Avec un retard de plus de deux ans et sous une pression croissante, Bruxelles doit enfin révéler mercredi sa définition des «perturbateurs endocriniens», indispensable pour encadrer ces substances nocives présentes dans de nombreux produits de la vie courante.
L’absence d’une définition claire, réclamée par les Etats membres, entrave la réglementation de ces substances susceptibles d’agir sur le système hormonal et d’être à l’origine de dysfonctionnements, de malformations congénitales ou de retards de développement.
Mercredi, le vice-président de la Commission, Jyrki Katainen et le commissaire européen à la Santé Vytenis Andriukaitis présenteront «les critères scientifiques pour identifier les perturbateurs endocriniens dans les zones pesticides et biocides», selon un porte-parole.
Ce sujet sensible s’est mué en feuilleton depuis que la direction de l’Environnement de la Commission s’est vue confier en 2010 la tâche de fournir ces critères scientifiques, afin que l’UE puisse appliquer correctement sa réglementation sur les pesticides et les biocides (désinfectants industriels, produits de protection du bois par exemple).
L’exécutif européen avait fini par promettre de publier des critères avant décembre 2013, mais il n’a cessé depuis de repousser l’échéance, se faisant périodiquement rappeler à l’ordre par les ONG de défense de l’environnement, le Parlement européen et les Etats membres.
En décembre 2015, deux ans après la date promise, c’est la justice européenne qui a fait sensiblement monter la pression: le tribunal de l’UE, saisi par la Suède, a condamné la Commission pour avoir «manqué à ses obligations». La plainte était soutenue par le Danemark, la Finlande, la France et les Pays-Bas.
Bruxelles a toujours justifié son retard par la nécessité de procéder à une analyse d’impact au préalable, un argument pourtant écarté par la Cour de justice européenne.
Début juin, devant ses collègues réunis à Strasbourg, l’eurodéputé socialiste français Gilles Pargneaux regrettait que la législation se soit «transformée en une évaluation de l’impact économique de l’interdiction des perturbateurs endocriniens sur les entreprises européennes».
«La Commission a donné l’impression qu’elle faisait passer les intérêts économiques de l’industrie chimique avant l’intérêt général des citoyens européens», avait-il alors déploré.
Cette critique a été largement relayée par l’ONG anti-lobby Corporate Europe Observatory et la journaliste indépendante Stéphane Horel, qui ont explicitement attribué ce retard à «une campagne massive du lobby de l’industrie» de la chimie, selon une note publiée au début du mois.

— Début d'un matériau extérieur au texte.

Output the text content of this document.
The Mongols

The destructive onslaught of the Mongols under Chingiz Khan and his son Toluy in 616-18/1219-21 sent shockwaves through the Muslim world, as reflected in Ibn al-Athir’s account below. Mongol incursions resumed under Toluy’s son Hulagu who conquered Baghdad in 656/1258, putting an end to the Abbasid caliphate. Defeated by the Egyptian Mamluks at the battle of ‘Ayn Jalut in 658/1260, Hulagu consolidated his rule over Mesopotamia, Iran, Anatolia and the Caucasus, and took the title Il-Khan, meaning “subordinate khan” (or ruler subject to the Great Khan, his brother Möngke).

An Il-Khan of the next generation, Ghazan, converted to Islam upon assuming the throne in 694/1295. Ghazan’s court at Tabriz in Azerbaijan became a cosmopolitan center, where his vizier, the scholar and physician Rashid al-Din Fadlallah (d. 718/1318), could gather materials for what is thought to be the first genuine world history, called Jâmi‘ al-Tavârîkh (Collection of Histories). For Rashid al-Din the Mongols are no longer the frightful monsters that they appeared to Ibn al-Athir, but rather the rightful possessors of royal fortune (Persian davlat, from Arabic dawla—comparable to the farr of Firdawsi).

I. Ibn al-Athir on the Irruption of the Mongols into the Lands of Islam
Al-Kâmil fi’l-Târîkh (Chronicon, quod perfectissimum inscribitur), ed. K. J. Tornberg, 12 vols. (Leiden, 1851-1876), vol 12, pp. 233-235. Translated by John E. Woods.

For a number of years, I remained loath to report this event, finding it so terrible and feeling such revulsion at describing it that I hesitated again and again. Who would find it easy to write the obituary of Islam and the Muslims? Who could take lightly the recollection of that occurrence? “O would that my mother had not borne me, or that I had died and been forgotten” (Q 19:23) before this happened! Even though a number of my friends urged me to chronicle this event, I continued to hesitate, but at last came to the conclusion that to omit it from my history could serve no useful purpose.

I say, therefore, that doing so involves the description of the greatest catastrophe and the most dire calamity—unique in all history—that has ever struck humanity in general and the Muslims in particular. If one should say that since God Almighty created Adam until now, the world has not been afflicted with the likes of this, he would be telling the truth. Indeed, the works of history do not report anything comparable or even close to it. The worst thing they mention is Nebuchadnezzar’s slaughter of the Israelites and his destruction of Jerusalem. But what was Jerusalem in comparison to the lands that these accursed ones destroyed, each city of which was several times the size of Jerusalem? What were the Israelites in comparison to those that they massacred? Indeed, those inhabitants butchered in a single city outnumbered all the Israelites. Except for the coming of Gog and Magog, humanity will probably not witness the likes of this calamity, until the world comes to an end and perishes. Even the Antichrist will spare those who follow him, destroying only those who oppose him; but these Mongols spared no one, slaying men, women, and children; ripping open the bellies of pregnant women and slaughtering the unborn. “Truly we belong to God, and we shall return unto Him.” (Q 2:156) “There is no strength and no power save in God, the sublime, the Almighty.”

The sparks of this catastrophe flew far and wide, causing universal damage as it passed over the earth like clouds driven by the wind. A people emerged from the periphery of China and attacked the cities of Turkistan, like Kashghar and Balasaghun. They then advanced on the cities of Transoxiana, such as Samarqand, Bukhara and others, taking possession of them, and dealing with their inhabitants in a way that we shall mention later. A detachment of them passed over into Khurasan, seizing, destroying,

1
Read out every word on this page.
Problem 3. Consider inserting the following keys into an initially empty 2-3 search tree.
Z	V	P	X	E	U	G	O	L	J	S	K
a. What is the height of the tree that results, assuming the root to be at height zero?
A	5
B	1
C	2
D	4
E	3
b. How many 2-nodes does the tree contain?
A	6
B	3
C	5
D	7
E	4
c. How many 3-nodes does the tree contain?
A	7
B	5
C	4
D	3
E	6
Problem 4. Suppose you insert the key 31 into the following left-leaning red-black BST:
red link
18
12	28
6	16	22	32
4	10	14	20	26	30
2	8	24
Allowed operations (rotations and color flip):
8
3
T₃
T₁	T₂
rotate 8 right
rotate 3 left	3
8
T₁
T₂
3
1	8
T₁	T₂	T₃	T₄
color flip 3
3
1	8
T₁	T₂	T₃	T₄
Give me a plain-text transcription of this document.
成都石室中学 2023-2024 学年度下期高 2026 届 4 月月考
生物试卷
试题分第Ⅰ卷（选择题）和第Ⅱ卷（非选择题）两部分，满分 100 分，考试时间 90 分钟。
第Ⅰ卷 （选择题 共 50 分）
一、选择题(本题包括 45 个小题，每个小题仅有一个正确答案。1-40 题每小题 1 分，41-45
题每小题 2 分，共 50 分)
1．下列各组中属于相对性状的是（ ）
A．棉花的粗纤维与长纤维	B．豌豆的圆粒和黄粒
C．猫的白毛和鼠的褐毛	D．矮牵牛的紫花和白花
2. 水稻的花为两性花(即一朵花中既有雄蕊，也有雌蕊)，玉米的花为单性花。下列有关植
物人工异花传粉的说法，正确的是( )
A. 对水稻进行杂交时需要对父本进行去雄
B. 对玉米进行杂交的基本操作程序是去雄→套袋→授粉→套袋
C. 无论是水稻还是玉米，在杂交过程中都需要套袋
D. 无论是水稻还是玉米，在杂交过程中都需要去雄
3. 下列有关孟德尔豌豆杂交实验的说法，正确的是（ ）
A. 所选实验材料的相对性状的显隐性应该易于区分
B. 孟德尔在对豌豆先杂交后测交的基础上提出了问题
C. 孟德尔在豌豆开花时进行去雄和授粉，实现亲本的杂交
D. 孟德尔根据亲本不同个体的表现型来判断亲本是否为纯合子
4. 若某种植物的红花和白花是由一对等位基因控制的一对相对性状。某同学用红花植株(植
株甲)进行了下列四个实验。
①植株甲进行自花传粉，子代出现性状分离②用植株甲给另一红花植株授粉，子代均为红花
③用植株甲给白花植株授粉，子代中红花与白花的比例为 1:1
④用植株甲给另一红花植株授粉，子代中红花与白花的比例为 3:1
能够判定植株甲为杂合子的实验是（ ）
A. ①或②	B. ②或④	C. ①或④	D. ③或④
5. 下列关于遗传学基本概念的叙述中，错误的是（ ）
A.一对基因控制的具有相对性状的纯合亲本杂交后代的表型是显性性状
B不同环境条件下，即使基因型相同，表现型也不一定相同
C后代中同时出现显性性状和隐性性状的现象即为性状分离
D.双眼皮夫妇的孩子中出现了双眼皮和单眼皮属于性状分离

«Pour parvenir à leurs fins, les lobbies de l’industrie on trouvé des alliées dans différents Etats membres (le Royaume-Uni et l’Allemagne en particulier), au Parlement européen, et principalement au sein de la Commission européenne elle-même», avancent-elles.
En mars, M. Andriukaitis, le commissaire européen à la Santé, apportait enfin des précisions et assurait que les critères européens s’inspireraient des classifications de l’OMS (Organisation mondiale de la santé).
Ces dernières font globalement consensus au sein de la communauté scientifique. L’Efsa, l’Agence européenne de la sécurité alimentaire, a adopté dès mars 2013 la définition de l’OMS selon laquelle un perturbateur endocrinien est défini par trois critères: «la présence d’un effet nocif», «la présence d’une activité endocrinienne» et «un lien de causalité plausible entre les deux».
De leur côté, les industriels, réunis à Bruxelles au sein du Cefic (chimistes) et de l’ECPA (l’Association européenne de l’industrie des pesticides), défendent un «sens de la proportionnalité» dans la future réglementation sur les perturbateurs endocriniens.
«Les produits chimiques utilisés dans les pesticides et les biocides passent par un processus d’autorisation très strict. En l’absence d’une série de données complète et exhaustive, ces substances ne peuvent pas être utilisées. Ce régime fonctionne: environ 75% des produits ont été retirés de la vente ces 15 dernières années», se sont défendus les présidents du Cefic et de l’ECPA dans un communiqué commun.